MURAKAMI: He probably had a good ear in that sense, too, with a good combination of Japanese and Western elements. Hidekazu Yoshida was another writer with a musical style. His Japanese flows beautifully, is very easy to read, and is quite personal in tone.
OZAWA: You may be right about that.
MURAKAMI: Speaking of professors of literature, I gather your English professor at the Toho Gakuen School of Music was the novelist Saiichi Maruya.
OZAWA: That’s true. He had us read James Joyce’s Dubliners. There was no way I could understand a book like that. [Laughter.] I sat next to a girl who was good at English and she told me what it was about. I didn’t study at all. Which meant that I didn’t know any English when I went to America. [Laughter.]

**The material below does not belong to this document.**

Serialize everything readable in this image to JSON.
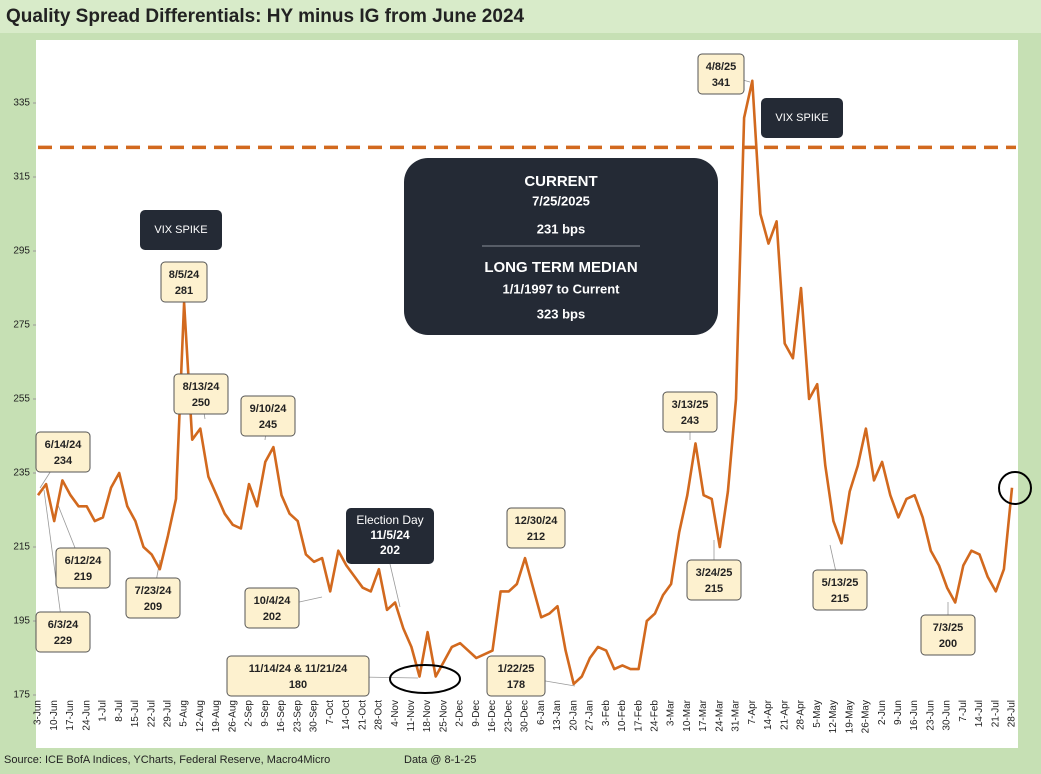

MURAKAMI: So it was just that you didn’t study, not that Mr. Maruya was a bad teacher.
OZAWA: No, I really didn’t study.
Third Conversation
What Happened in the 1960s
The first half of this conversation took place on January 13th, 2011, following the previous section’s Second Conversation on the Carnegie Hall concert. There wasn’t enough time that day to complete the conversation, so the second half took place on February 10th, also in my Tokyo office. At one point the maestro exclaimed, “I’ve forgotten so much!” but his recollections were in fact quite vivid and interesting.
Working as Assistant Conductor Under Leonard Bernstein
MURAKAMI: Today I’d like to focus on your experiences in the 1960s.
OZAWA: I wonder how much I’ll remember. I get the feeling I’ve forgotten just about everything. [Laughter.]
MURAKAMI: You mentioned before that you had been assistant conductor under Leonard Bernstein in New York. I was planning to ask you—but at the time forgot—exactly what kind of work an assistant conductor does.
OZAWA: Just about all orchestras have one assistant conductor, but Bernstein was unusual—he had three. I suppose they had some extra source of money to pay for three assistants. Each ye
ar they hired three new people for the position, to stay for one-year terms. Claudio Abbado did it, and Edo de Waart, and Lorin Maazel, and lots of other famous conductors. I was interviewed for the position while I was still in Berlin, when the New York Philharmonic happened to come to Germany on tour. Lenny and maybe ten committee members did the interview. After a concert, we all piled into cabs and went to this sort of strange bar called Rififi where we drank and did the interview. They used the bar’s piano and did a kind of test of my ear. Lenny had just conducted the Beethoven First Piano Concerto from the keyboard and was feeling very relaxed after a job well done. My English was terrible at the time, so I could hardly understand what anybody was saying, but somehow I managed to pass [laughter] and become an assistant. The other two had already been chosen for that year, so I was the last of the three. The others were John Canarina and Maurice Peress.
MURAKAMI: So you went from Berlin to New York?
OZAWA: That was in the fall, and six months later, in the spring of 1961, the New York Philharmonic was set to go to Japan. There was some kind of big event going on in Tokyo—“East Meets West” or “West Meets East” or something—and the orchestra was invited to participate. They decided that I should be the assistant conductor to go, which made sense since I was Japanese. Normally each of us was responsible for a third of the repertory—with three assistant conductors, we would each prepare one of Lenny’s three performance pieces, in case he got sick and needed someone to fill in.
MURAKAMI: So if something happened, you’d come on stage and conduct in his place.
OZAWA: Right. Also, in those days, often the conductor couldn’t make it to a rehearsal. I wonder why, come to think of it. Maybe plane schedules weren’t as dependable as they are now. Lenny often didn’t show up for the beginning of a rehearsal, so the three of us would decide which of us would go first and rehearse with the orchestra.